Best is to split the difference, I have found, to find mid-range places to stay, neither too luxurious nor too austere. When I’m lucky and do my homework I sometimes end up in hotels that please me just as deeply as any luxury palace could. Places with character and careful, loving management. Here’s a short list of some of my favorites:

The Hotel Las Golondrinas is a happy choice in Oaxaca, Mexico, a provincial capital surrounded by the Sierra Madre del Sur, site of Zapotec and Mixtec archaeological sites, predating the Aztec empire. The hotel, about a ten-minute walk from the town’s pretty zócalo, is a modest, low-rise complex built around a series of courtyards, decorated with ceramics, easy chairs, fountains and bougainvillea.
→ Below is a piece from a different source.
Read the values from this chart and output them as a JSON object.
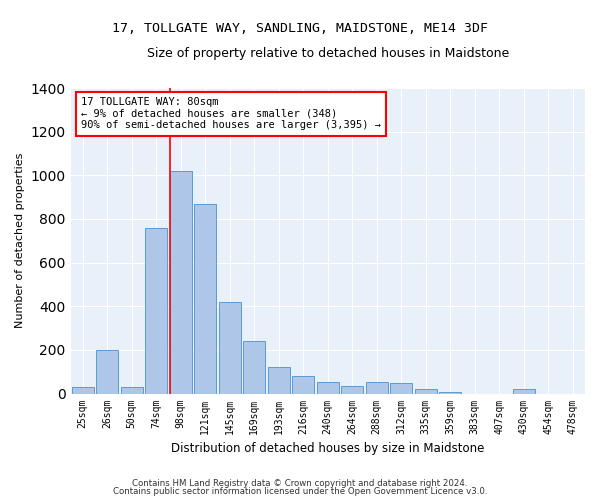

Rooms are bare, but very tidy and the staff is friendly. Reserve ahead, though, because Las Golondrinas is popular with Norte Americanos, especially academics. Doubles are about $70.

Whole books have been written about the riads of Morocco, occupying old aristocratic town houses with interior courtyards, rooftop terraces, colorful tile and hanging brass lamps. I tried several in Marrakech, but ended up happier than Scheherazade at Le Gallia, a 17-room French-Moroccan hideaway near the Place Jemaa el-Fnaa. Doubles are about $75, with breakfast featuring tartines as tasty as any on the Left Bank.

Speaking of Paris, where searching for a nice, modestly priced hotel room can seem futile, I’ve become a devotee of the Hotel les Degrés de Notre Dame. Tucked in the maze of streets east of St. Michel metro on the Left Bank, it has a restaurant/bar where guests check in, five floors with no elevator—a factor that scares people off, but keeps rates down—and ten guest chambers with wooden beams, cubbyholes and old-fashioned furniture. Two of them have a sliver of a view of Notre Dame’s apse, where Victor Hugo’s hunchback rang the bells. Doubles start around $150.

Rome is as tough a nut to crack as Paris, but there’s one inn I can recommend there: Hotel Navona, around the corner from the Pantheon on via dei Sediari. It occupies several floors of an old palazzo, set around a central courtyard decorated with stones from the Baths of Agrippa, which occupied the site in Roman times. The proprietor is an architect who keeps making changes, adding rooms, updating the décor. But ask for one of the old rooms because they have the most character, even if the bathrooms are tight and the furniture alla nonna. Standard doubles start around $130.

This summer London is bound to be booked up tight, what with the Olympics. So watch the games on TV and go later. Even so, you should reserve ahead at the Celtic, the new home of St. Margaret’s Hotel, a great old London chestnut that recently had to move a few blocks away from its previous location to a refurbished Georgian building on Guilford Street near Russell Square in Bloomsbury. Fans of St. Margaret’s, who were legion, can rest assured that the homey, shipshape ambience has moved along with the beds and drapes because the Celtic remains in the good hands of the Marazzi family, Bloomsbury hoteliers since 1952. Doubles are about $150, including a stout English breakfast.